“The Least Understood Of The Great Modernists”

Adam Plunkett awards that honor to Robert Frost, “despite the aspects of his work that children can understand easily”:

His work tends not to challenge us in the ways that we have come to expect from good poetry. His famously intricate forms are often rather easy to spell out, as are his less famous allusions (Romantic poets, Emerson, Shakespeare, Dante, Virgil, Catullus, Plato, Swedenborg, Darwin). His singular achievement in meter – what he called “the sound of sense”was such an achievement precisely because he could convey a wide range of emotions by sentence sounds alone, even when we haven’t made sense of them. He was no great student of philosophy or history or politics, and most of his abstract ideas, almost all about poetry, are right there in the Collected Prose or the poems.
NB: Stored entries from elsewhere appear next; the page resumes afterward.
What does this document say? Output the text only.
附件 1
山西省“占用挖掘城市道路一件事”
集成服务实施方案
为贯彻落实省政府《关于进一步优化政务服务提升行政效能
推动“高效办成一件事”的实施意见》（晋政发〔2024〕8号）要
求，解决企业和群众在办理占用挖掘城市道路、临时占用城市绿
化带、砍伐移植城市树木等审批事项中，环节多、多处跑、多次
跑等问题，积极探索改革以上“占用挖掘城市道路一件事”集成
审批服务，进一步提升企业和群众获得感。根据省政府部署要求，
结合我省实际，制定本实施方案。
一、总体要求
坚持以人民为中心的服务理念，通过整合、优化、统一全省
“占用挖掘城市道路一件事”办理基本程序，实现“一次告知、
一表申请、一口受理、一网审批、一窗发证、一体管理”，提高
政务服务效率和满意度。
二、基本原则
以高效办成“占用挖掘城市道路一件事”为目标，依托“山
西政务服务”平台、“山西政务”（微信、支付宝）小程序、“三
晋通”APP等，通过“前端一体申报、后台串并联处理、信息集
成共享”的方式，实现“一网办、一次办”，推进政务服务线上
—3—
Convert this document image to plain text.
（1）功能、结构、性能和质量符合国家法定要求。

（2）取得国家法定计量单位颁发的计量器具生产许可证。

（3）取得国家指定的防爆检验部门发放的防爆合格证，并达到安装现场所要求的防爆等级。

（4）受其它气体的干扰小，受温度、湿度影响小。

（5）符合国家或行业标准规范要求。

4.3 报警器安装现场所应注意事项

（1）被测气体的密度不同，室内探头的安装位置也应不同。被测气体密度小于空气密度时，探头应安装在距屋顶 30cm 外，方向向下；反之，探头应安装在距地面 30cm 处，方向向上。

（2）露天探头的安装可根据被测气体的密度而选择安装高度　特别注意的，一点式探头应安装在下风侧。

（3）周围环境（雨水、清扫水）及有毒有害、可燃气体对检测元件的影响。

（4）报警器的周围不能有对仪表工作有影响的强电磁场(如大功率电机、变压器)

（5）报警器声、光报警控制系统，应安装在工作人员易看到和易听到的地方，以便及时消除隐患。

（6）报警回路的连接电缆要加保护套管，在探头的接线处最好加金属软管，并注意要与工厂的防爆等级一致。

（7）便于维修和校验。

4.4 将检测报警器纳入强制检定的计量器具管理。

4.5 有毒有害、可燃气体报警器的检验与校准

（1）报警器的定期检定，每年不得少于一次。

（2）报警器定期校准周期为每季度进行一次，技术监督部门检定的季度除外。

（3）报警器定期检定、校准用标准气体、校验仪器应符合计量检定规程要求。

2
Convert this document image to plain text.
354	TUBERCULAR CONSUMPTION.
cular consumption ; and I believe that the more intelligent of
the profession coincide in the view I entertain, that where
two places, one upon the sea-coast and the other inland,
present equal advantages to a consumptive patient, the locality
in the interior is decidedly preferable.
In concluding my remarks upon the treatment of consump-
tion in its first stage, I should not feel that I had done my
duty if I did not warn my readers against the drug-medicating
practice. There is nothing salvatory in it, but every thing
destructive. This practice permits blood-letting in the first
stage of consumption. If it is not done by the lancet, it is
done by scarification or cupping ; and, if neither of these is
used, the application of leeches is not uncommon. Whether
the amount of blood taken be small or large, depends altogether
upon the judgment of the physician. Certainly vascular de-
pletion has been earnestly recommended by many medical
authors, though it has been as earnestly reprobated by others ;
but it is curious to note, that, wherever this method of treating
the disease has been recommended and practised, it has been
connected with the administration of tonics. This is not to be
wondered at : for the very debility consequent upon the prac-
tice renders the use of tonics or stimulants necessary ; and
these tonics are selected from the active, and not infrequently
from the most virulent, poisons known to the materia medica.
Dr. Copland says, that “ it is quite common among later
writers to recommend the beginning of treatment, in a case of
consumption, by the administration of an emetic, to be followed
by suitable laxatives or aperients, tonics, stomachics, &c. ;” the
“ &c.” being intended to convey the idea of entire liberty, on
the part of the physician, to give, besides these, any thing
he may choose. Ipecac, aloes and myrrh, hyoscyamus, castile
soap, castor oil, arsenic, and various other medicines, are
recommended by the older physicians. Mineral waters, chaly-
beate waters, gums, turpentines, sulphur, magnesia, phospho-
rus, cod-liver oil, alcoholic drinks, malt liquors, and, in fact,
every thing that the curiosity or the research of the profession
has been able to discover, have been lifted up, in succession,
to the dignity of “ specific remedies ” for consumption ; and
The challenge, then, is the lack of challenge: that we experience the poems with more depth than we can usually comprehend. In this we are uncannily like the people in his poems walking past forests or down country roads or finding other sights that entrance them, who know that they reflexively project their desires and fears onto what they see even though they can’t help themselves. No matter how false their projections, their experience of them is as real and as intricate as that of what they see (and as that of their own theories and doubts). To read Frost is to feel his characters’ inner conflicts and to feel as conflicted as his characters, who are all too often lost in themselves. So the critic is tasked with the slippery business of tracing her patterns of feeling and thought back to the source without leaving too much of herself or, like most critics, too little.